Sin embargo, la imagen no lo era todo, y las dos preguntas que inevitablemente Davis Lee no quería que nadie hiciera eran las que flotaban amenazadoramente en su mente: ¿Por qué demonios Carter quería hacer algo tan ambicioso —incluso demente— y por qué mantenerlo tan oculto?

La pregunta que Davis Lee no estaba ni siquiera seguro de querer conocer la respuesta era si en ello no tendría algo que ver la antigua obsesión de Carter: la manipulación climática.

Se giró al oír un suave golpe a la puerta.

—¿Tienes un minuto?

Kate estaba de pie en la puerta, con un aspecto tan agotado como el suyo, lo que le hizo sentir mucho mejor. Ella tenía que estar cansada. Le había dado una montaña de nuevas responsabilidades durante los últimos días para ver cómo se las arreglaba. Hasta el momento, todo iba bien, y los datos que estaba suministrando mantenían su nivel habitual. También estaba obteniendo resultados.

Durante meses había estado intentando convencer, sin éxito, a Carter de ampliar el área de inversiones para incluir los mercados energéticos. Hasta la semana pasada. En el momento en que el presidente había anunciado la formación de la coalición energética, Carter había cambiado de opinión, y Davis Lee había tenido que modificar el rumbo aceleradamente. El trabajo extra que le ocasionaría a él y a sus subalternos no era asunto a discutir. Cualquier cosa que les permitiera colocar a la compañía en mejor posición a largo plazo y a ocupar un lugar más prominente en la mesa de discusiones era lo que deseaban.

Se pasó una mano por el rostro.

—Puede que tenga un minuto. ¿Vas a decirme que este maldito sol va a desaparecer?

—No soy tan buena mentirosa. Pero puede que tengamos algo de mal tiempo pronto.

—¿Cuándo?

Kate se encogió de hombros.

—Tal vez mañana.
Simone
está causando varias tormentas en la costa y la depresión atmosférica del Golfo parece estar a punto de tomar un tren expreso en dirección norte.

Él sacudió la cabeza.

—Demonios. Lo puedes palpar en el aire ahí afuera.

—Esto es Nueva York. La gente ha probado el aire de afuera durante doscientos años. Acostúmbrate.

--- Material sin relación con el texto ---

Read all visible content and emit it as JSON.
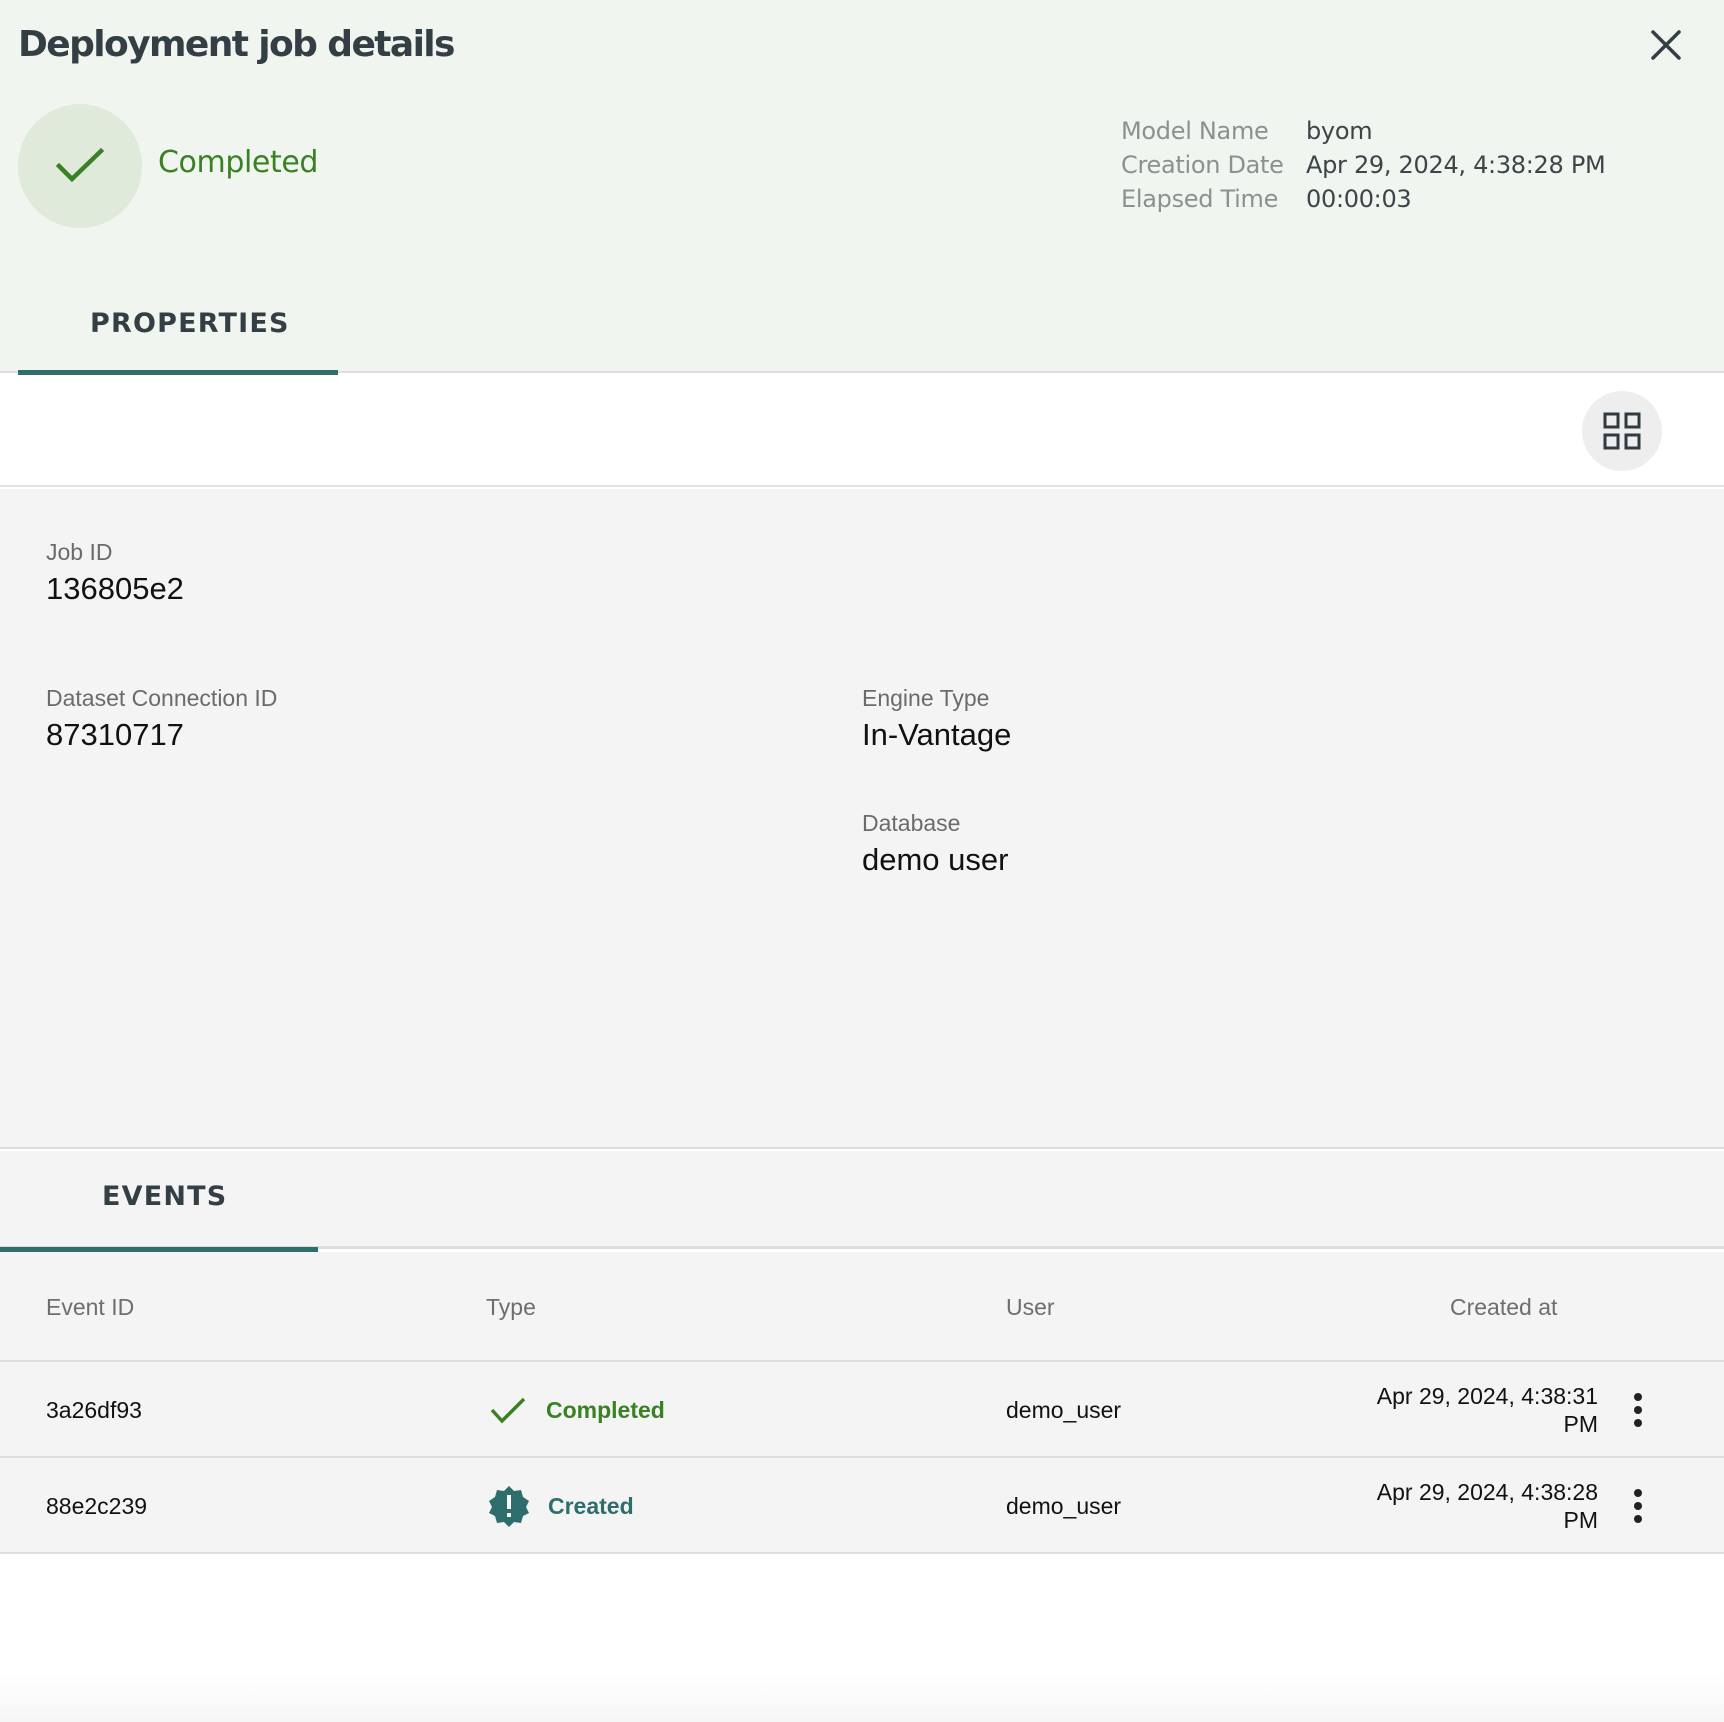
{
  "header": {
    "title": "Deployment job details",
    "status": "Completed",
    "meta": [
      {
        "label": "Model Name",
        "value": "byom"
      },
      {
        "label": "Creation Date",
        "value": "Apr 29, 2024, 4:38:28 PM"
      },
      {
        "label": "Elapsed Time",
        "value": "00:00:03"
      }
    ],
    "tab": "PROPERTIES"
  },
  "properties": {
    "job_id": {
      "label": "Job ID",
      "value": "136805e2"
    },
    "dataset_connection_id": {
      "label": "Dataset Connection ID",
      "value": "87310717"
    },
    "engine_type": {
      "label": "Engine Type",
      "value": "In-Vantage"
    },
    "database": {
      "label": "Database",
      "value": "demo user"
    }
  },
  "events": {
    "tab": "EVENTS",
    "columns": {
      "event_id": "Event ID",
      "type": "Type",
      "user": "User",
      "created_at": "Created at"
    },
    "rows": [
      {
        "event_id": "3a26df93",
        "type": "Completed",
        "type_icon": "check-icon",
        "user": "demo_user",
        "created_at_line1": "Apr 29, 2024, 4:38:31",
        "created_at_line2": "PM"
      },
      {
        "event_id": "88e2c239",
        "type": "Created",
        "type_icon": "alert-badge-icon",
        "user": "demo_user",
        "created_at_line1": "Apr 29, 2024, 4:38:28",
        "created_at_line2": "PM"
      }
    ]
  },
  "colors": {
    "header_bg": "#f1f5f0",
    "success_green": "#3a8124",
    "accent_teal": "#2e6f6d",
    "content_bg": "#f4f4f4"
  }
}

Con una risa, se reclinó en su silla y le hizo señas para que entrara.

—¿Cómo te va?

—Aceptando el desafío. —Ella se sentó en una silla delante de la mesa.

—Bien. Eso es lo que imaginé que harías. ¿Cuándo vas a tener esos informes que te pedí?

—La semana que viene.

—¿Puedes darte un poco más de prisa?

—Ya me la estoy dando «Chica dura». Sonrió mientras buscaba el vaso con San Pellegrino helada que se había servido unos minutos antes.

—¿Qué puedo hacer por ti?

—Me voy a Washington dentro de una hora para el congreso.

Él enarcó una ceja, animándola a explicarse un poco más. Ella se rió y miró por la ventana durante un momento, haciendo que él se preguntara qué demonios estaba sucediendo.